By Derrick DePledge
President Barack Obama mentioned Hawaii on Wednesday during his remarks at the White House on raising the federal minimum wage. The state Legislature on Tuesday gave final approval to a bill that would gradually increase the state's minimum wage to $10.10 an hour by January 2018.
The Hawaii-born president has called for a federal minimum wage of $10.10 an hour.
We know these Americans. We depend on them. The workers who’d benefit from a minimum wage increase often work full-time, often in physically demanding jobs. They average 35 years of age. Most low-paying jobs are held by women. But because Republicans in Congress said “no” to even allowing a vote on the floor of the Senate, these folks are going to have to wait for the raise they deserve.
Now the good news is outside of Washington folks aren’t waiting. While Republicans have been deciding whether to even allow a minimum wage bill to even come up for a vote, you’ve seen 10 states and the District of Columbia go ahead and raise theirs. (Applause.) Yesterday, the Hawaii legislature voted to raise their minimum wage to $10.10 an hour. Maryland did the same thing earlier this month -– and I know we’ve got some Maryland state legislators here today. Thanks for the good work. (Applause.)
So the actions that have been taken in just four states -- Maryland, Connecticut, Minnesota, and Hawaii -– means that over a million workers will see a raise.

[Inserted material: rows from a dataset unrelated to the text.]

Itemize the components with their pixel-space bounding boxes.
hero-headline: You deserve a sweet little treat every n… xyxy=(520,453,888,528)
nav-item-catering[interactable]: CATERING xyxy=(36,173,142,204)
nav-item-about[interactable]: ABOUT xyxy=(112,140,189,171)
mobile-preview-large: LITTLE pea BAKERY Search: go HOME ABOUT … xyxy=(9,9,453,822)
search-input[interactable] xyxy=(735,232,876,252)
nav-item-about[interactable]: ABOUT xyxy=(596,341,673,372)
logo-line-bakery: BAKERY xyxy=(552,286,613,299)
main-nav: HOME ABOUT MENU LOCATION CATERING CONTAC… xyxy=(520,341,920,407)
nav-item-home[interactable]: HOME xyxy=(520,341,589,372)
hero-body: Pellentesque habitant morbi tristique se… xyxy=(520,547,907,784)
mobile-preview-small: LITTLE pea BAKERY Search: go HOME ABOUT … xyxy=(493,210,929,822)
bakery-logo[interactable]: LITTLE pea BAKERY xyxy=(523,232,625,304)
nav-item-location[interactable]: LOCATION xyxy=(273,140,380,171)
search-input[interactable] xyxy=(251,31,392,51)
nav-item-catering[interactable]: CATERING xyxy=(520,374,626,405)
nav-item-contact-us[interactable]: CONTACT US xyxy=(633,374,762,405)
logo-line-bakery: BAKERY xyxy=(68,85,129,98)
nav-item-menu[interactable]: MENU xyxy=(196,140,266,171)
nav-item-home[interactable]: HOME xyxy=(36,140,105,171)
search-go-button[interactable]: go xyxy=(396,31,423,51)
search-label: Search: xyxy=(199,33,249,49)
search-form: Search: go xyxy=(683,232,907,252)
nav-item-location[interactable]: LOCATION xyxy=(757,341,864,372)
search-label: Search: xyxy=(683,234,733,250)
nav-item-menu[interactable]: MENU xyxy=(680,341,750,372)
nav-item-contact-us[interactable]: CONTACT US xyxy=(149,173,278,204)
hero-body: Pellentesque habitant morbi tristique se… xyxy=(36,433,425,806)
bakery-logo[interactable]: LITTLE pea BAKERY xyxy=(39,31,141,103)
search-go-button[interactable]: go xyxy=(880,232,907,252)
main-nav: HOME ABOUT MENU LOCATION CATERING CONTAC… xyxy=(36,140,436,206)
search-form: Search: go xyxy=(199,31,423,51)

What’s more, we’ve seen big companies like The Gap, and small businesses -- from a pizza joint in St. Louis to an ice cream parlor in Florida -- increasingly choosing to raise wages for their employees because they know it’s good business. They know that it means employees are more likely to stay on the job, less turnover. It means that they’re going to be more productive, and customers see the difference. That’s one of the reasons I issued an executive order requiring employees on new federal contracts to be paid a fair wage of at least $10.10 an hour. (Applause.)
So Americans have been way out in front of Congress on this issue. In fact, about three in four Americans support raising the minimum wage. And that’s because we believe that in the wealthiest nation on Earth, nobody who works full-time should ever have to raise a family in poverty. That’s a basic principle. (Applause.) And at a time when those at the top are doing better than ever, while millions of Americans are working harder and harder just to get by, that three out of four Americans understands that America deserves a raise.